Updated: Jun 8
Similar to a quiche, these pies are moist, savory and delicious. My decision to chop and slice the onions bring out their naturally sweet flavor, adding a burst of flavor to this recipe. I strongly recommend making the pastry from scratch because of its flakiness. But if you don’t have time, then you can always use store-bought puff pastry.
1 cup onion, chopped
1/2 onion, sliced
1/2 cup whole milk
Pie Crust (recipe below)
Yields: 1- 9inch pie or 8 muffin size pies
Prep Time: 30 minutes
Cook Time: 45 minutes
Prepare the pie crust and either roll it out, line one 9-inch pie plate, or cut into circles and line muffin cups.
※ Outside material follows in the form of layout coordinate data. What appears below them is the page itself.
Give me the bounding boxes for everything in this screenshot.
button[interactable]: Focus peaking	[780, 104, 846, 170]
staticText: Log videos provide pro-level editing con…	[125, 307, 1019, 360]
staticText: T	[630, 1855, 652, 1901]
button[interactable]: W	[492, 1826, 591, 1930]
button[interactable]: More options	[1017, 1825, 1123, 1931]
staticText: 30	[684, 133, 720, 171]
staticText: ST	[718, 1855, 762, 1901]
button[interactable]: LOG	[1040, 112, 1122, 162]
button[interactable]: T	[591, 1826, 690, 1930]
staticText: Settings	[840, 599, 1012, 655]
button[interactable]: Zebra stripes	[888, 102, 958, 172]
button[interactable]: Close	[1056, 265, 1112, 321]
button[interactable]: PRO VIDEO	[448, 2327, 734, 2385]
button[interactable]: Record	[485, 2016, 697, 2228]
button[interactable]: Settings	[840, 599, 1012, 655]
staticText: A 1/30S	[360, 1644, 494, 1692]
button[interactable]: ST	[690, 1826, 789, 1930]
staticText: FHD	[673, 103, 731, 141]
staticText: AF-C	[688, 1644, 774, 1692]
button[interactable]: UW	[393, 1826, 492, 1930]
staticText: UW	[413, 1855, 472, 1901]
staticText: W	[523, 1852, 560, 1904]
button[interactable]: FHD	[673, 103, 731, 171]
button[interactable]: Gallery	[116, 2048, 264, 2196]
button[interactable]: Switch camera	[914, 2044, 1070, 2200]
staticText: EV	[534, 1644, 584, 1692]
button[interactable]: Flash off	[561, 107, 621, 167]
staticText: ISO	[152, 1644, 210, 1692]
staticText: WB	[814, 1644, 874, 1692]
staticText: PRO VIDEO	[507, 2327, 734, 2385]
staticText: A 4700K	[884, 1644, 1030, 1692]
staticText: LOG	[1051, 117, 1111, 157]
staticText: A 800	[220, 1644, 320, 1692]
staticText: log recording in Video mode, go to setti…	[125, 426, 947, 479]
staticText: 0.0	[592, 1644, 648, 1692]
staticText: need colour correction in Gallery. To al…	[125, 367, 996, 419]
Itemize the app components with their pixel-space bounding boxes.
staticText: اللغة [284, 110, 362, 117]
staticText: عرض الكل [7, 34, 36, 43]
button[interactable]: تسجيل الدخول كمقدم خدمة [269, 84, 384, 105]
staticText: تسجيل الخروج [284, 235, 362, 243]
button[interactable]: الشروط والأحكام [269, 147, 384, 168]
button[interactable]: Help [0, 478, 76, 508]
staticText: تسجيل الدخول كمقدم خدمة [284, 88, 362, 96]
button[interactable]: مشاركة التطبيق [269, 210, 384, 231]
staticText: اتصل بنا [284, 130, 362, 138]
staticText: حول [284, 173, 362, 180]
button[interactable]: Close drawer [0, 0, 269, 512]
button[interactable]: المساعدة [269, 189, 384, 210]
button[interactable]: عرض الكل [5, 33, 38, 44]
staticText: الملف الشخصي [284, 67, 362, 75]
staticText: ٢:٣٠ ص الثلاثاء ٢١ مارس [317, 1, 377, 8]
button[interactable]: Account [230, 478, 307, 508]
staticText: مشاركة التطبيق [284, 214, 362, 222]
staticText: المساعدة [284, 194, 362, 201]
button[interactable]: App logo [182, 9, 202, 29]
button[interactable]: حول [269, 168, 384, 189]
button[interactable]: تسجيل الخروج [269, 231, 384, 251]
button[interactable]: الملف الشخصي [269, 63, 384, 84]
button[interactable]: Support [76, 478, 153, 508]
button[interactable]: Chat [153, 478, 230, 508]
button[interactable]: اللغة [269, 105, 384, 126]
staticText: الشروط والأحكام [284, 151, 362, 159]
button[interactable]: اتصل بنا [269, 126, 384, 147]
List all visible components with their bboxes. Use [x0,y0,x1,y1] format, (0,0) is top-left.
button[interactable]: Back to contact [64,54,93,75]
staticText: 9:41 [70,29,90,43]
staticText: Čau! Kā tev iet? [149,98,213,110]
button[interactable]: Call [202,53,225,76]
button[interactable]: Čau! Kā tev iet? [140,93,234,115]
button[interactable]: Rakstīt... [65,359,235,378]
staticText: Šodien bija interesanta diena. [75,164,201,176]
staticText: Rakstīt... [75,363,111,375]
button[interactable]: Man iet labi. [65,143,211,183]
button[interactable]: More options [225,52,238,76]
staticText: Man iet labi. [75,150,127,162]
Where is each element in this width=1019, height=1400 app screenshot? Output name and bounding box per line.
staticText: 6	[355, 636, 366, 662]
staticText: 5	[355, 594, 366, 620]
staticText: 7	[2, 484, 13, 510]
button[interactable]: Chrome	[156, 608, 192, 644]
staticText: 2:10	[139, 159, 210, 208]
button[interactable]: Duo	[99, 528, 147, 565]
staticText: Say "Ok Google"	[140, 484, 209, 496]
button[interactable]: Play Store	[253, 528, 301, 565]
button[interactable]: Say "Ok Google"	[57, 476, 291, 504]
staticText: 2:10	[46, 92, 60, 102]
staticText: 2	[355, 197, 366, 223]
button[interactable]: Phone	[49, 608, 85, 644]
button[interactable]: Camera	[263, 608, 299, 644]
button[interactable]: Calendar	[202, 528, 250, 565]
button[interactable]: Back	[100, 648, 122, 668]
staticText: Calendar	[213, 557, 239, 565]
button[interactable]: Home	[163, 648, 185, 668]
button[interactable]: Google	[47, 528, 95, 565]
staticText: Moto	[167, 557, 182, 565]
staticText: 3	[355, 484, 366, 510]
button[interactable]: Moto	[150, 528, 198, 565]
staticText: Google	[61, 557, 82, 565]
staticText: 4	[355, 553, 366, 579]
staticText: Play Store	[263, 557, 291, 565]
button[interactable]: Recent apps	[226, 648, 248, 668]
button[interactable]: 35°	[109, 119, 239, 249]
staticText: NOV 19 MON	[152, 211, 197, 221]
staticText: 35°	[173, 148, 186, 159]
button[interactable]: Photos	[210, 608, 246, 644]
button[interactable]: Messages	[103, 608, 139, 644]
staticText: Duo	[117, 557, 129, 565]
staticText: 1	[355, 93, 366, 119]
In a saucepan, bring salted water to a boil.
Add the chopped onions.
Cook for about 5 minutes until the onions are almost transparent. Drain well.
In a bowl, beat the eggs with milk. Season with a little salt.
Add the cooked onions. Mix to incorporate.
If making one pie, pour the mixture into the pie shell, top with the sliced onions and paprika, and bake on 450°f for 10 minutes. Lower the heat to 325° and continue baking for 40 minutes.
If making individual pies, scoop 1/4 cup of the egg mixture into each muffin tin and top with the sliced onions and paprika. Bake on 450°f for 10 minutes, then lower the heat and bake on 325°f for 30 more minutes until the custard is set.
2 cups all-purpose flour
1 teaspoon salt
2/3 cup butter
1/4 cup iced water
Sift together the flour and salt.
Mix in the butter until the mixture looks like sand.
Add iced water 1 tablespoon at a time until the mixture forms into dough.
Wrap in saran wrap and place in the refrigerator until ready to use.